Два слова об истребительных батальонах, потому что многие, особенно молодежь, не знают что это такое и для чего это. В Москве в то время было 25 районов. И согласно решению руководства страны, в том числе и Народного комиссариата внутренних дел, было принято решение о формировании истребительных батальонов. В Москве и Московской области было сформировано 87 батальонов: 25 батальонов, как я говорил, было создано в Москве по числу московских районов, а 87 - это из расчетов и московских районов, и районов Московской области.

- Конкретно, чем занимались эти батальоны?

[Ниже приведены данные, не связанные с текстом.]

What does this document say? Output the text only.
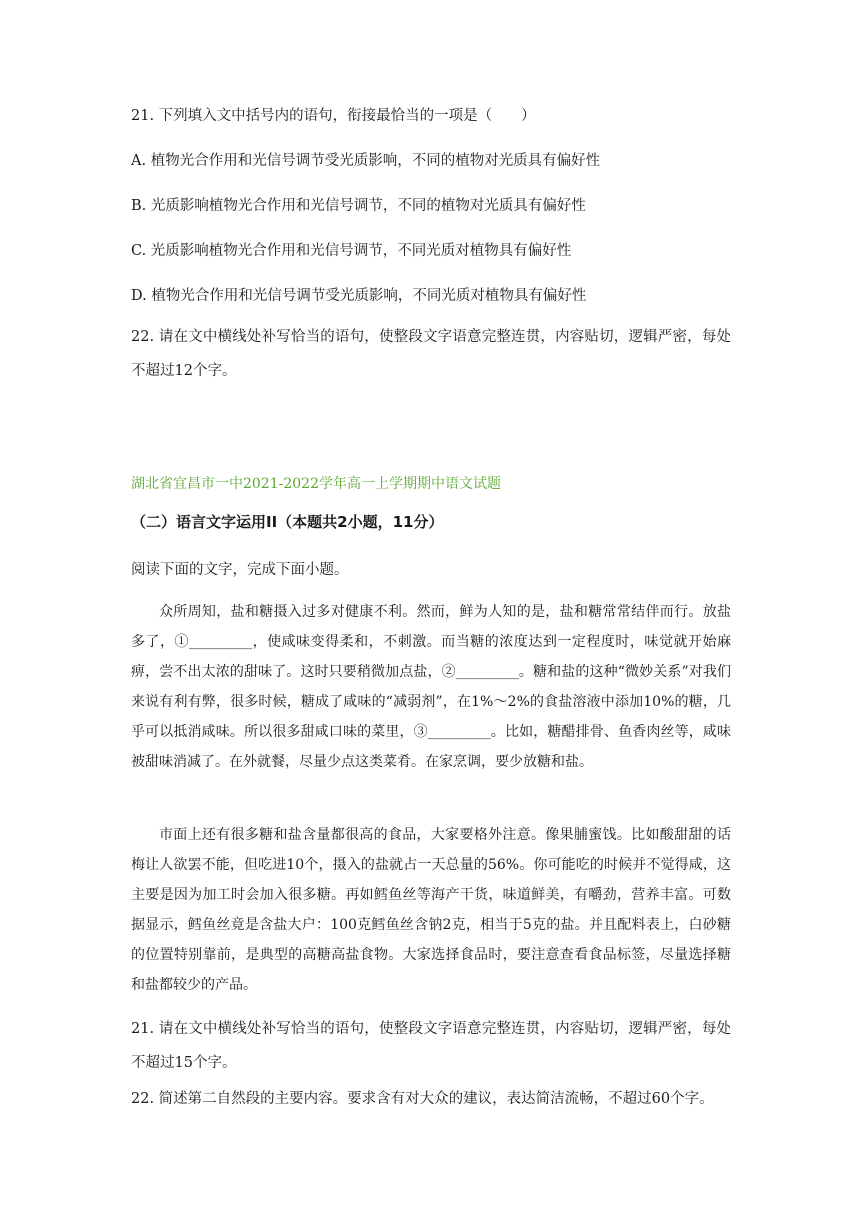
21. 下列填入文中括号内的语句，衔接最恰当的一项是（　　）
A. 植物光合作用和光信号调节受光质影响，不同的植物对光质具有偏好性
B. 光质影响植物光合作用和光信号调节，不同的植物对光质具有偏好性
C. 光质影响植物光合作用和光信号调节，不同光质对植物具有偏好性
D. 植物光合作用和光信号调节受光质影响，不同光质对植物具有偏好性
22. 请在文中横线处补写恰当的语句，使整段文字语意完整连贯，内容贴切，逻辑严密，每处不超过12个字。
湖北省宜昌市一中2021-2022学年高一上学期期中语文试题
（二）语言文字运用II（本题共2小题，11分）
阅读下面的文字，完成下面小题。
众所周知，盐和糖摄入过多对健康不利。然而，鲜为人知的是，盐和糖常常结伴而行。放盐多了，①_________，使咸味变得柔和，不刺激。而当糖的浓度达到一定程度时，味觉就开始麻痹，尝不出太浓的甜味了。这时只要稍微加点盐，②_________。糖和盐的这种“微妙关系”对我们来说有利有弊，很多时候，糖成了咸味的“减弱剂”，在1%～2%的食盐溶液中添加10%的糖，几乎可以抵消咸味。所以很多甜咸口味的菜里，③_________。比如，糖醋排骨、鱼香肉丝等，咸味被甜味消减了。在外就餐，尽量少点这类菜肴。在家烹调，要少放糖和盐。
市面上还有很多糖和盐含量都很高的食品，大家要格外注意。像果脯蜜饯。比如酸甜甜的话梅让人欲罢不能，但吃进10个，摄入的盐就占一天总量的56%。你可能吃的时候并不觉得咸，这主要是因为加工时会加入很多糖。再如鳕鱼丝等海产干货，味道鲜美，有嚼劲，营养丰富。可数据显示，鳕鱼丝竟是含盐大户：100克鳕鱼丝含钠2克，相当于5克的盐。并且配料表上，白砂糖的位置特别靠前，是典型的高糖高盐食物。大家选择食品时，要注意查看食品标签，尽量选择糖和盐都较少的产品。
21. 请在文中横线处补写恰当的语句，使整段文字语意完整连贯，内容贴切，逻辑严密，每处不超过15个字。
22. 简述第二自然段的主要内容。要求含有对大众的建议，表达简洁流畅，不超过60个字。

- Истребительные батальоны были созданы в первую очередь для ликвидации парашютных десантов, для охраны особо важных объектов, в первую очередь оборонных, - и для патрулирования в комендантское время по городу. Вот основные задачи истребительных батальонов. В первое время в истребительном батальоне, как и в ополчении, служили люди старших возрастов и молодежь, даже школьники старших классов входили в состав этих истребительных батальонов. Так было потому, что в состав батальона входили те, кто не призывался в армию. Насчет одели и вооружили, - это был вопрос несколько проблематичный. В то время оружия не хватало даже для действующей армии, поэтому, если брать добровольные формирования, что в первую очередь вооружали ополчение, - а истребительным батальонам давали уже то, что оставалось. А в то время очень мало оставалось оружия, не говоря уже о боеприпасах, - поэтому в первое время, у нас даже не было формы. Потом, спустя какое-то время нам выдали гимнастерки, ремни, пилотки, но мы ходили в своих брюках.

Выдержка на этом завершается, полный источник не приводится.